As explained in the presentation article, Stambia can work with Google BigQuery powered by Google Cloud Platform (GCP) to perform operations on its tables, load data, reverse Metadata, ...
This article demonstrates how to work with Google BigQuery in Stambia.
This article is dedicated to Stambia DI 2020 (S20.0.0) and higher . If you are on a prior version please refer to this article instead.
Prerequisites:You must have previously installed Google Cloud Platform and Google BigQuery Components to be able to work with Google BigQuery.
Please refer to the following article that will guide you to accomplish this.
Metadata
When Stambia DI Google Cloud Platform Component and BigQuery Components are installed and configured, you can start creating your first Metadata.
This will then allow to perform the first reverses of Metadata and first Mapping Examples.
Metadata creation
Create the Metadata, as usual, by selecting the technology in the Metadata Creation Wizard:
Click next, choose a name and click on finish.
Metadata Configuration
Google Cloud Credentials definition
When the Metadata is created, you can start defining common information about Google BigQuery access
The first step is to define the Google Cloud Credentials that must be used to perform operations on Google BigQuery.
This is mandatory as this will be used to connect to the correct Google Cloud Project and with given credentials.
The BigQuery wizard will launch with the list of all existing credentials existing in the current workspace.
Credentials are defined in Google Cloud Project Metadata which must be created before, they contain login information about Google Cloud Platform Project to perform operations on.
Select one in the list and click on next to continue on the next step.
Connection and Reverse
There is nothing else to configure, click on connect, and next to continue to dataset selection.

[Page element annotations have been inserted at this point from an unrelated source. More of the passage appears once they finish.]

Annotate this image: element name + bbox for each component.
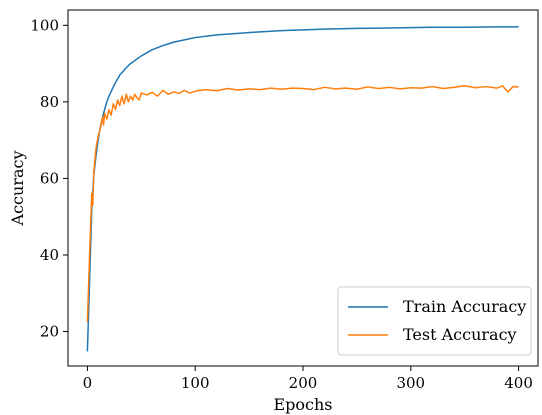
plot-area: [86, 26, 519, 352]
x-tick-label: 100: [181, 374, 210, 392]
y-tick-label: 40: [40, 246, 59, 264]
x-tick-label: 200: [289, 374, 318, 392]
x-tick-label: 400: [504, 374, 533, 392]
y-tick-label: 20: [40, 323, 59, 341]
legend-box: [337, 286, 532, 356]
axes: 0 100 200 300 400 20 40 60 80 100 Epochs Accuracy: [8, 9, 539, 414]
legend: Train Accuracy Test Accuracy: [337, 286, 532, 356]
y-tick-label: 60: [40, 169, 59, 187]
x-tick-label: 0: [83, 374, 93, 392]
legend-label: Train Accuracy: [403, 297, 526, 316]
y-tick-label: 80: [40, 93, 59, 111]
x-tick-label: 300: [396, 374, 425, 392]
x-axis-label: Epochs: [273, 395, 332, 414]
y-axis-label: Accuracy: [8, 151, 27, 227]
series-line-test-accuracy: [86, 85, 519, 323]
y-tick-label: 100: [30, 16, 59, 34]
legend-label: Test Accuracy: [403, 325, 517, 344]
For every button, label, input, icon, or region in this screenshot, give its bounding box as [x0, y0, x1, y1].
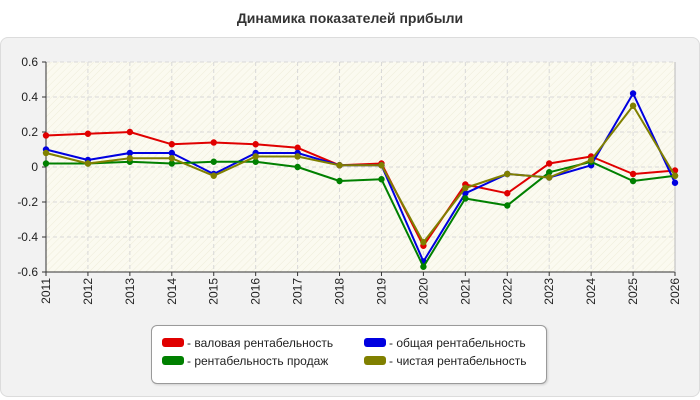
- data-point: [336, 162, 343, 169]
- data-point: [504, 170, 511, 178]
- data-point: [126, 155, 134, 162]
- series-3: [42, 102, 679, 246]
- legend-label: - валовая рентабельность: [187, 336, 334, 350]
- chart-title: Динамика показателей прибыли: [236, 10, 464, 26]
- x-tick-label: 2017: [291, 278, 305, 305]
- x-tick-label: 2023: [542, 278, 556, 305]
- y-tick-label: -0.4: [17, 230, 38, 244]
- data-point: [42, 149, 50, 157]
- legend-swatch: [162, 338, 184, 348]
- x-tick-label: 2024: [584, 278, 598, 305]
- data-point: [294, 144, 301, 151]
- legend-swatch: [364, 338, 386, 348]
- data-point: [126, 149, 134, 157]
- data-point: [462, 195, 469, 202]
- legend-item-total-margin: - общая рентабельность: [364, 335, 526, 351]
- data-point: [546, 174, 553, 181]
- data-point: [42, 132, 50, 139]
- x-tick-label: 2019: [374, 278, 388, 305]
- data-point: [504, 190, 511, 197]
- legend-label: - чистая рентабельность: [389, 354, 527, 368]
- x-tick-label: 2018: [333, 278, 347, 305]
- x-tick-label: 2014: [165, 278, 179, 305]
- series-line: [46, 160, 676, 268]
- data-point: [462, 184, 469, 192]
- series-line: [45, 104, 676, 244]
- legend-swatch: [162, 356, 184, 366]
- data-point: [84, 130, 92, 137]
- data-point: [378, 162, 385, 169]
- x-tick-label: 2016: [249, 278, 263, 305]
- x-tick-label: 2026: [668, 278, 682, 305]
- y-tick-label: -0.6: [17, 265, 38, 279]
- y-tick-label: 0.6: [21, 55, 38, 69]
- x-tick-label: 2021: [458, 278, 472, 305]
- data-point: [336, 177, 343, 185]
- data-point: [168, 160, 175, 167]
- data-point: [629, 170, 637, 178]
- data-point: [294, 153, 301, 160]
- x-tick-label: 2012: [81, 278, 95, 305]
- data-point: [671, 179, 679, 186]
- data-point: [168, 141, 175, 148]
- legend-item-sales-margin: - рентабельность продаж: [162, 353, 328, 369]
- legend-item-gross-margin: - валовая рентабельность: [162, 335, 333, 351]
- data-point: [629, 177, 637, 185]
- x-tick-label: 2022: [500, 278, 514, 305]
- legend-item-net-margin: - чистая рентабельность: [364, 353, 526, 369]
- data-point: [126, 128, 134, 136]
- data-point: [210, 139, 217, 146]
- x-tick-label: 2025: [626, 278, 640, 305]
- data-point: [168, 155, 175, 162]
- x-tick-label: 2020: [416, 278, 430, 305]
- data-point: [294, 163, 301, 171]
- y-tick-label: 0.4: [21, 90, 38, 104]
- data-point: [504, 202, 511, 209]
- legend-label: - общая рентабельность: [389, 336, 526, 350]
- data-point: [210, 158, 217, 165]
- series-layer: [42, 90, 679, 270]
- data-point: [42, 160, 50, 167]
- x-tick-label: 2015: [207, 278, 221, 305]
- y-tick-label: 0: [31, 160, 38, 174]
- data-point: [546, 160, 553, 167]
- x-tick-label: 2013: [123, 278, 137, 305]
- data-point: [252, 158, 259, 165]
- data-point: [168, 149, 175, 157]
- data-point: [629, 90, 637, 97]
- data-point: [420, 263, 427, 270]
- chart-legend: - валовая рентабельность - общая рентабе…: [151, 325, 547, 384]
- data-point: [587, 156, 595, 164]
- data-point: [84, 160, 92, 167]
- data-point: [671, 172, 679, 179]
- y-tick-label: 0.2: [21, 125, 38, 139]
- data-point: [252, 141, 259, 148]
- data-point: [546, 169, 553, 176]
- data-point: [378, 176, 385, 183]
- legend-swatch: [364, 356, 386, 366]
- y-tick-label: -0.2: [17, 195, 38, 209]
- data-point: [420, 239, 427, 246]
- data-point: [629, 102, 637, 109]
- axes: [42, 61, 676, 276]
- data-point: [252, 153, 259, 160]
- x-tick-label: 2011: [39, 278, 53, 304]
- legend-label: - рентабельность продаж: [187, 354, 329, 368]
- data-point: [210, 172, 217, 179]
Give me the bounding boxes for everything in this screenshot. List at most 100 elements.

On the next window, click on refresh on the Catalog Name, then select the Google Project from the list.
Click on refresh on the Schema Name and select the Google BigQuery dataset to reverse from the list.
Finally click next, refresh the list of tables, and choose the ones to reverse.
After having clicked on finish the tables will be reversed in the Metadata:
Storage methods
When integrating data into Google BigQuery using the storage method, you have the choice of how it should be done:
- stream: Data is streamed directly in the Google Storage Bucket.
- localfile: Data is first exported to a local temporary file, which is then sent to the defined Google Storage Bucket.
Depending on the amount of data sent and network quality, for instance, one method or the other can have better performances.
Simply, drag and drop the temporary bucket from a Google Cloud Storage metadata node, wich should have been created before :
The storage method is defined on the Template:
You can now start using them in your Mappings and Processes.
A few examples can be found in the next section, and a Demonstration Project is available for more complete examples.
Examples
Below are some examples of usages in Mappings in Processes:
Example of Mapping loading data from an HSQL database to a Google BigQuery table
Example of Mapping loading data from multiple BigQuery tables with joins to an HSQL table
Example of a Process dropping and re-creating a BigQuery table
Demonstration Project
Demonstration projects presenting common and advanced usage of the Google Cloud Platform and Google BigQuery in Stambia DI are available.
You can import them it in your workspace and then have a look at the Mappings and Processes examples.
It is a good start to familiarize with its usage and to see how the Metadata are configured, for instance.
From Stambia DI 2020 and higher, the sample projects are shipped withing the Components, and can be imported directly from the Designer as explained in Components getting started guide.
On Stambia DI S17, S18 and S19, you must download the sample projects separately from the download section.